Branle-bas de combat alors, dès dimanche, dans les rangs des Nahdhaouis, désormais plus peureux que jamais de la dissolution du Parlement, perspective clairement soulignée par Saïed par le truchement du président de l’Utica. C’est d’abord Oussama Ben Salem, membre de la Choura, qui a écrit sur son mur, que «Ennahdha entame dès aujourd’hui les négociations pour le choix du candidat de la majorité parlementaire [Ndlr : le parti Ennahdha], pour la formation du gouvernement, et mettre au point une motion de censure contre Youssef Chahed, et le chef de l’Etat ne pourra plus [Ndlr : ainsi] dissoudre l’ARP». Il sera repris, le même samedi soir du 15 février 2020, par Noureddine Bhiri, président du groupe parlementaire d’Ennahdha. «Si le chef du gouvernement désigné ne réussit pas à former son gouvernement, cela nous obligera à la motion de censure contre le gouvernement de Youssef Chahed, et de là, on passe à la désignation d’un nouveau chef de gouvernement». On comprend, dès lors, le sens des déclarations de Marzouk et de Majoul. A Ennahdha et son Bhiri qui menaçaient de le démettre, Youssef Chahed a répondu moqueur et pince-sans-rire, que «si la basse-cour s’y prête, couve et ponds. Et je vous conseille d’arrêter de regarder Netflix»

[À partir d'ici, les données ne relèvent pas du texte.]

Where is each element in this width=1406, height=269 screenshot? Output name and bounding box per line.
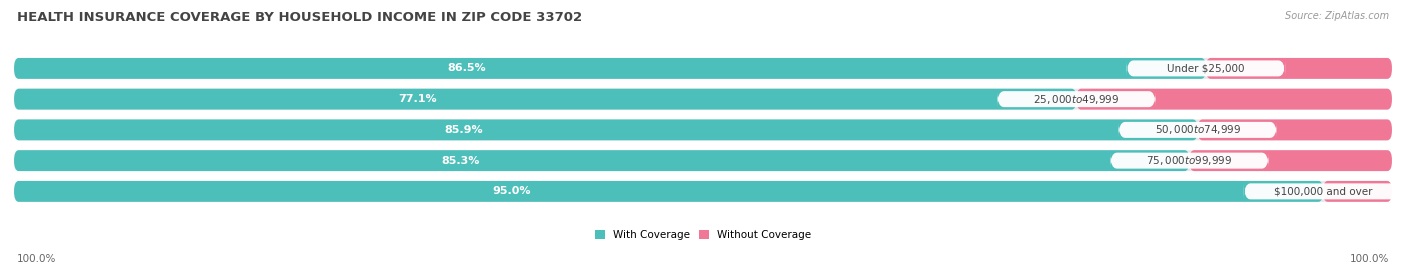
FancyBboxPatch shape xyxy=(14,119,1392,140)
Text: $25,000 to $49,999: $25,000 to $49,999 xyxy=(1033,93,1119,106)
FancyBboxPatch shape xyxy=(1206,58,1392,79)
Text: 100.0%: 100.0% xyxy=(1350,254,1389,264)
FancyBboxPatch shape xyxy=(1189,150,1392,171)
Text: $100,000 and over: $100,000 and over xyxy=(1274,186,1372,196)
FancyBboxPatch shape xyxy=(14,58,1206,79)
FancyBboxPatch shape xyxy=(14,119,1198,140)
Text: 85.9%: 85.9% xyxy=(444,125,484,135)
FancyBboxPatch shape xyxy=(14,89,1392,109)
Text: $50,000 to $74,999: $50,000 to $74,999 xyxy=(1154,123,1241,136)
Legend: With Coverage, Without Coverage: With Coverage, Without Coverage xyxy=(595,230,811,240)
Text: HEALTH INSURANCE COVERAGE BY HOUSEHOLD INCOME IN ZIP CODE 33702: HEALTH INSURANCE COVERAGE BY HOUSEHOLD I… xyxy=(17,11,582,24)
Text: 85.3%: 85.3% xyxy=(441,156,479,166)
Text: $75,000 to $99,999: $75,000 to $99,999 xyxy=(1146,154,1233,167)
Text: 95.0%: 95.0% xyxy=(492,186,530,196)
FancyBboxPatch shape xyxy=(997,91,1156,107)
FancyBboxPatch shape xyxy=(14,150,1392,171)
Text: 86.5%: 86.5% xyxy=(447,63,486,73)
FancyBboxPatch shape xyxy=(1323,181,1392,202)
FancyBboxPatch shape xyxy=(14,150,1189,171)
FancyBboxPatch shape xyxy=(14,181,1392,202)
Text: 77.1%: 77.1% xyxy=(398,94,437,104)
FancyBboxPatch shape xyxy=(1118,122,1277,138)
FancyBboxPatch shape xyxy=(1111,153,1268,169)
Text: Source: ZipAtlas.com: Source: ZipAtlas.com xyxy=(1285,11,1389,21)
FancyBboxPatch shape xyxy=(1198,119,1392,140)
FancyBboxPatch shape xyxy=(1244,183,1402,199)
Text: 100.0%: 100.0% xyxy=(17,254,56,264)
FancyBboxPatch shape xyxy=(14,181,1323,202)
FancyBboxPatch shape xyxy=(14,58,1392,79)
FancyBboxPatch shape xyxy=(14,89,1077,109)
Text: Under $25,000: Under $25,000 xyxy=(1167,63,1244,73)
FancyBboxPatch shape xyxy=(1126,61,1285,76)
FancyBboxPatch shape xyxy=(1077,89,1392,109)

- Une porte de sortie, à travers la fenêtre de tir sur Fakhfakh
La guerre des interprétations de l’article 89 de la Constitution a alors été ouverte. Dimanche soir, Lotfi Zitoun d’Ennahdha partage un statut de l’avocat Mohamed Sami Triki, qu’il commente en disant que c’est l’interprétation la plus proche de l’esprit de l’article 89. L’avocat y dit que «l’article 89 de la constitution stipule que le président, doit dissoudre le Parlement dans les quatre mois suivant le premier mandat donné pour la constitution du gouvernement. Il convient de noter que le rédacteur de la constitution a fourni une solution unique au président de la République (…), c’est-à-dire qu’il peut dissoudre le Parlement immédiatement après la forclusion des délais (…). Et de conclure dans un premier temps, que «le président ne peut dissoudre l’ARP».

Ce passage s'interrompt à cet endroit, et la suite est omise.